Oh, no, the purveyors of this poop are much smarter than that! They simply set up a Setup Password for themselves. I used to look at BIOS settings all the time to learn the terminology I didn't understand. One day I was locked out.

I tried installing the firmware & drivers I had put on a USB stick using a clean PC. Trusted Installer denies all access.


the first sentence in the link: Malware installed a hidden virtual HD/OS on C: partition
they left 12GB of hard drive unaccounted for when wiping "They" means DBAN and the various other programs I tried to wipe the disk with, not the way it came from JOY, where I could account for all kB on the drive.
that was the problem.
I disagree with the notion "it has to come from somewhere on the hard drive" with one exception,
and that is the firmware on the hard drive can also be malware. The simple solution here is to scrounge a new hard drive you are sure is ok. I've already infected 5 HDDs from PCs people wanted to get rid of if I'd wipe their data. Had DBAN'd all of them on the old XP box I recycled, which was running fine, but it was a security concern to me (How ironic!).
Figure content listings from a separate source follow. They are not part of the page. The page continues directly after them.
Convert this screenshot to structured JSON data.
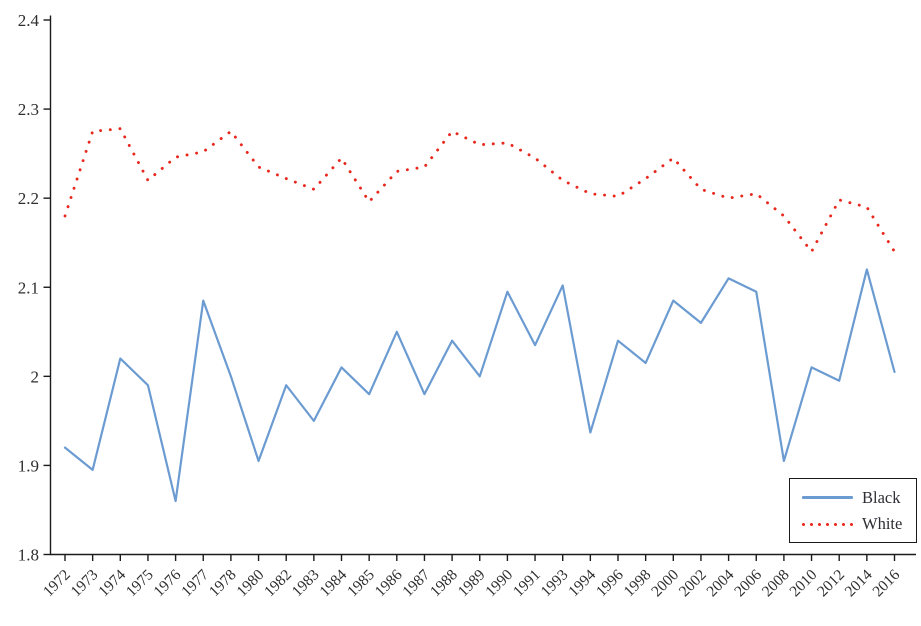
{
  "chart_data": {
    "type": "line",
    "title": "",
    "xlabel": "",
    "ylabel": "",
    "categories": [
      "1972",
      "1973",
      "1974",
      "1975",
      "1976",
      "1977",
      "1978",
      "1980",
      "1982",
      "1983",
      "1984",
      "1985",
      "1986",
      "1987",
      "1988",
      "1989",
      "1990",
      "1991",
      "1993",
      "1994",
      "1996",
      "1998",
      "2000",
      "2002",
      "2004",
      "2006",
      "2008",
      "2010",
      "2012",
      "2014",
      "2016"
    ],
    "series": [
      {
        "name": "Black",
        "style": "solid",
        "color": "#6b9bd1",
        "values": [
          1.92,
          1.895,
          2.02,
          1.99,
          1.86,
          2.085,
          2.0,
          1.905,
          1.99,
          1.95,
          2.01,
          1.98,
          2.05,
          1.98,
          2.04,
          2.0,
          2.095,
          2.035,
          2.102,
          1.937,
          2.04,
          2.015,
          2.085,
          2.06,
          2.11,
          2.095,
          1.905,
          2.01,
          1.995,
          2.12,
          2.005
        ]
      },
      {
        "name": "White",
        "style": "dotted",
        "color": "#e8281e",
        "values": [
          2.18,
          2.275,
          2.278,
          2.22,
          2.246,
          2.252,
          2.275,
          2.235,
          2.222,
          2.21,
          2.245,
          2.196,
          2.23,
          2.235,
          2.275,
          2.26,
          2.262,
          2.245,
          2.22,
          2.205,
          2.202,
          2.222,
          2.245,
          2.21,
          2.2,
          2.205,
          2.18,
          2.14,
          2.198,
          2.19,
          2.14
        ]
      }
    ],
    "ylim": [
      1.8,
      2.4
    ],
    "ytick_labels": [
      "1.8",
      "1.9",
      "2",
      "2.1",
      "2.2",
      "2.3",
      "2.4"
    ],
    "ytick_values": [
      1.8,
      1.9,
      2.0,
      2.1,
      2.2,
      2.3,
      2.4
    ],
    "grid": false,
    "legend_position": "bottom-right",
    "axis_color": "#1b1b1b",
    "tick_label_color": "#2e2e2e"
  }
}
I'd really like to try wiping an infected disk successfully if you know of any new programs to try.

Thanks again. UberGoober

 

[UsernameIssues]

Panda Vaccine is not going to help you.

A USB flash drive with a write-protect switch will prevent the flash drive from getting infected.
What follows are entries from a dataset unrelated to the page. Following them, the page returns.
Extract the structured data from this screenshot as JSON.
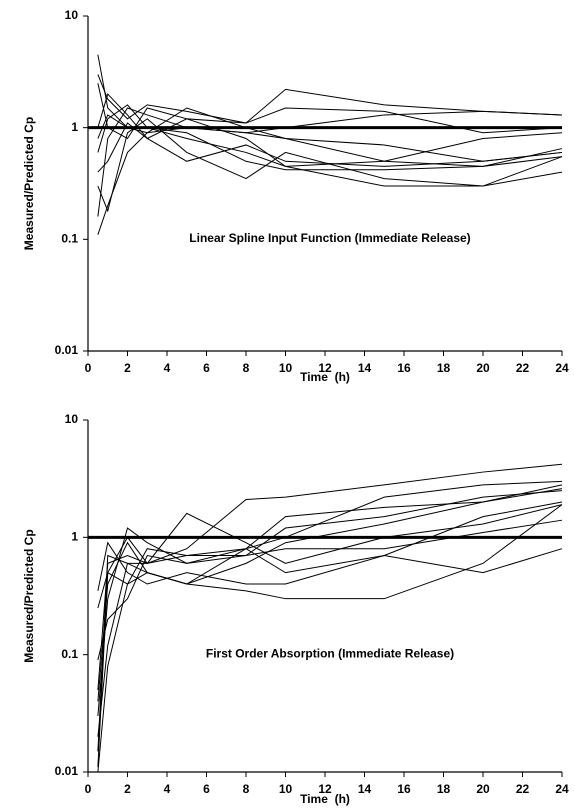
{
  "chart_data": [
    {
      "type": "line",
      "annotation": "Linear Spline Input Function (Immediate Release)",
      "xlabel": "Time  (h)",
      "ylabel": "Measured/Predicted Cp",
      "x": [
        0.5,
        1,
        2,
        3,
        5,
        8,
        10,
        15,
        20,
        24
      ],
      "xlim": [
        0,
        24
      ],
      "xticks": [
        0,
        2,
        4,
        6,
        8,
        10,
        12,
        14,
        16,
        18,
        20,
        22,
        24
      ],
      "ylim": [
        0.01,
        10
      ],
      "yticks": [
        0.01,
        0.1,
        1,
        10
      ],
      "log_y": true,
      "reference_line": 1,
      "series": [
        {
          "color": "#000000",
          "values": [
            4.5,
            1.5,
            1.0,
            0.9,
            1.0,
            0.9,
            1.0,
            1.3,
            1.4,
            1.3
          ]
        },
        {
          "color": "#000000",
          "values": [
            3.0,
            1.8,
            1.2,
            1.6,
            1.4,
            1.1,
            2.2,
            1.6,
            1.4,
            1.3
          ]
        },
        {
          "color": "#000000",
          "values": [
            0.16,
            0.8,
            1.5,
            1.3,
            1.0,
            0.9,
            0.8,
            0.7,
            0.5,
            0.6
          ]
        },
        {
          "color": "#000000",
          "values": [
            0.11,
            0.2,
            0.6,
            0.9,
            1.5,
            1.0,
            0.8,
            0.5,
            0.45,
            0.55
          ]
        },
        {
          "color": "#000000",
          "values": [
            0.3,
            0.18,
            0.9,
            1.2,
            0.6,
            0.35,
            0.6,
            0.35,
            0.3,
            0.4
          ]
        },
        {
          "color": "#000000",
          "values": [
            0.6,
            1.2,
            1.6,
            1.0,
            0.8,
            0.6,
            0.45,
            0.3,
            0.3,
            0.55
          ]
        },
        {
          "color": "#000000",
          "values": [
            1.0,
            2.0,
            1.3,
            0.8,
            0.5,
            0.7,
            0.5,
            0.45,
            0.5,
            0.6
          ]
        },
        {
          "color": "#000000",
          "values": [
            0.4,
            0.5,
            1.1,
            0.8,
            1.2,
            1.1,
            1.5,
            1.4,
            0.9,
            1.0
          ]
        },
        {
          "color": "#000000",
          "values": [
            2.5,
            1.0,
            0.8,
            1.5,
            1.2,
            0.8,
            0.45,
            0.5,
            0.8,
            0.9
          ]
        },
        {
          "color": "#000000",
          "values": [
            0.8,
            1.3,
            1.0,
            1.0,
            0.9,
            0.5,
            0.42,
            0.42,
            0.45,
            0.65
          ]
        }
      ]
    },
    {
      "type": "line",
      "annotation": "First Order Absorption (Immediate Release)",
      "xlabel": "Time  (h)",
      "ylabel": "Measured/Predicted Cp",
      "x": [
        0.5,
        1,
        2,
        3,
        5,
        8,
        10,
        15,
        20,
        24
      ],
      "xlim": [
        0,
        24
      ],
      "xticks": [
        0,
        2,
        4,
        6,
        8,
        10,
        12,
        14,
        16,
        18,
        20,
        22,
        24
      ],
      "ylim": [
        0.01,
        10
      ],
      "yticks": [
        0.01,
        0.1,
        1,
        10
      ],
      "log_y": true,
      "reference_line": 1,
      "series": [
        {
          "color": "#000000",
          "values": [
            0.011,
            0.5,
            1.0,
            0.6,
            0.8,
            2.1,
            2.2,
            2.8,
            3.6,
            4.2
          ]
        },
        {
          "color": "#000000",
          "values": [
            0.03,
            0.3,
            1.2,
            0.9,
            0.6,
            0.7,
            1.2,
            1.5,
            2.2,
            2.5
          ]
        },
        {
          "color": "#000000",
          "values": [
            0.02,
            0.12,
            0.6,
            0.5,
            0.4,
            0.35,
            0.3,
            0.3,
            0.6,
            1.9
          ]
        },
        {
          "color": "#000000",
          "values": [
            0.05,
            0.6,
            0.7,
            0.6,
            1.6,
            0.9,
            0.6,
            1.0,
            1.3,
            1.9
          ]
        },
        {
          "color": "#000000",
          "values": [
            0.25,
            0.5,
            0.4,
            0.5,
            0.4,
            0.8,
            1.5,
            1.8,
            2.0,
            2.8
          ]
        },
        {
          "color": "#000000",
          "values": [
            0.01,
            0.08,
            0.4,
            0.8,
            0.7,
            0.7,
            0.8,
            0.8,
            1.1,
            1.4
          ]
        },
        {
          "color": "#000000",
          "values": [
            0.35,
            0.9,
            0.5,
            0.4,
            0.5,
            0.4,
            0.4,
            0.7,
            1.5,
            2.0
          ]
        },
        {
          "color": "#000000",
          "values": [
            0.04,
            0.4,
            0.9,
            0.5,
            0.4,
            0.6,
            0.9,
            1.3,
            2.0,
            2.6
          ]
        },
        {
          "color": "#000000",
          "values": [
            0.09,
            0.2,
            0.3,
            0.7,
            0.6,
            0.8,
            0.5,
            0.7,
            0.5,
            0.8
          ]
        },
        {
          "color": "#000000",
          "values": [
            0.015,
            0.7,
            0.6,
            0.6,
            0.7,
            0.8,
            1.0,
            2.2,
            2.8,
            3.0
          ]
        }
      ]
    }
  ]
}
There is a possibility that the computer's BIOS is infected and the computer is toast.

 

[Golden]

Try booting any live Linux distribution from USB/DVD, and from the terminal run the dd command:

dd if=/dev/urandom of=/dev/<target device>

This will write a random mix of 0 and 1 across the entire disk. Nothing will survive this wipe. For 500GB this will take about 6hrs.

If you are paranoid, run dd a second time immediately after the first, using the same command.

 

[ron7000]

for wiping the hard drive, do a search on low level format. unless i am mistaken, you didn't mention what make/model hard drive... search at the hard drive maker's website and try putting in a help ticket with them asking if they have any drive wiping tools.

i can't say don't try a linux distro using dd, but i'm skeptical on that because dban is essentially that plus the algorithms for writing to the drive. if your not having any success with dban on the hard drive then i don't understand how using dd in linux can do any better, since dban is a booting linux distro that just runs writing algorithms with the basic 1-pass writing zeros being dd if=/dev/zero or /dev/null.

what i would be interested in is seeing a network capture from wireshark and from a router/firewall when this problem pc is running.

are you sure your router is not compromised and hacked?
https://threatpost.com/lizard-squads-ddos-for-hire-service-built-on-hacked-home-routers/110341/

and what do you have for an internet connection, is it a static ip that is always the same to the world?
if so that could be your problem. normally your isp will change it every so often. you can visit the grc shieldsup website from any pc within your network, or use one of the utilities over at dslreports.com. power cycle your router or house gateway and see if what they say your ip address is changes.

you could also try installing a free linux distro like opensuse on the problem pc / hard disk and see what then happens.

to be honest, at this point if it were me it would be for curiosity's sake if nothing good was on tv. If i needed a working computer i'd just newegg a new mobo that i could swap the cpu and ram over to.
I'm still a little confused as to what has been narrowed down and where you think the problem lies... still all on the hard drive? or mobo firmware and bios? or the windows dvd media?